Now, with her lungs burning and her daughter’s life trembling inside her, Sophie used the last of her strength to twist sideways. Her fingers brushed plastic.

The call button.

She could not grip it.

She slammed her hand down once.

Missed.

Again.

Her elbow struck the water pitcher. It crashed to the floor.

Glass shattered.

The door burst open.

Nurse Jenny froze for one terrible second. Then her training took over.

“Code blue! Room 402! Oxygen off—get Dr. Reyes now!”

Hands came from everywhere. Someone turned the valve. Air rushed back. A mask pressed over Sophie’s face. Voices sharpened. Shoes squeaked. A monitor screamed.

Sophie tried to speak.

“My baby,” she mouthed.

Dr. Reyes’s face appeared above her, stern and focused. “We’re getting her out. Stay with me, Sophie. Stay with me.”

But the ceiling had begun to dissolve.

The last thing Sophie felt was the pressure of someone squeezing her hand.

She hoped it was her father.

It was not.

Two hours later, Winston Mercer sat in the VIP waiting room with his cap in his hands.

He looked out of place among the leather chairs, glass tables, abstract paintings, and sleek espresso machine humming in the corner. His boots were muddy at the edges. His brown coat had a tear near the cuff. His fingers were thick, scarred, and permanently stained in the small creases from a lifetime of working with soil, tools, and weather.

People saw those hands and made assumptions.

That was why Winston liked them.

A hospital administrator had already asked if he needed help finding the public waiting area.

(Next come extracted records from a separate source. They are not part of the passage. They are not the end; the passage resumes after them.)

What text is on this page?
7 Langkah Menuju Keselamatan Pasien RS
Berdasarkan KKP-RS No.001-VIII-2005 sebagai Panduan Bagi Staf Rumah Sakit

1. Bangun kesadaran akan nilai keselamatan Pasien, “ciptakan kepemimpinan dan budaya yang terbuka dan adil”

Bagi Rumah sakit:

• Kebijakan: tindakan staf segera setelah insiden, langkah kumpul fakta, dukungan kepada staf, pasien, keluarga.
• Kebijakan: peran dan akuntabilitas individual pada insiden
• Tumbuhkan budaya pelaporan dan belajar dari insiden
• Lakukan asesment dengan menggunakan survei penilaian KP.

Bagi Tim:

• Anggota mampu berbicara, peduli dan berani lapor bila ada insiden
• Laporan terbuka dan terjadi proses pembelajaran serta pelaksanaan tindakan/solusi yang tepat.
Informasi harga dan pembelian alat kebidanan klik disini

Winston had thanked her politely and stayed where he was.

The double doors opened.

Dr. Mateo Reyes stepped out first. Behind him came two nurses and a hospital attorney Winston did not like on sight.

Winston stood.

“My daughter.”

Dr. Reyes removed his surgical cap. His hair was damp at the temples. “Sophie is alive.”

The room seemed to release him and crush him at the same time.

“And the baby?”

“A girl. Five pounds, nine ounces. Small, but breathing. She’s in the NICU.”

Winston closed his eyes.

Thank you, God.

Then he opened them again.

“What happened to Sophie?”

Dr. Reyes looked toward the attorney.

Winston saw it.

There are truths doctors tell and truths institutions bury.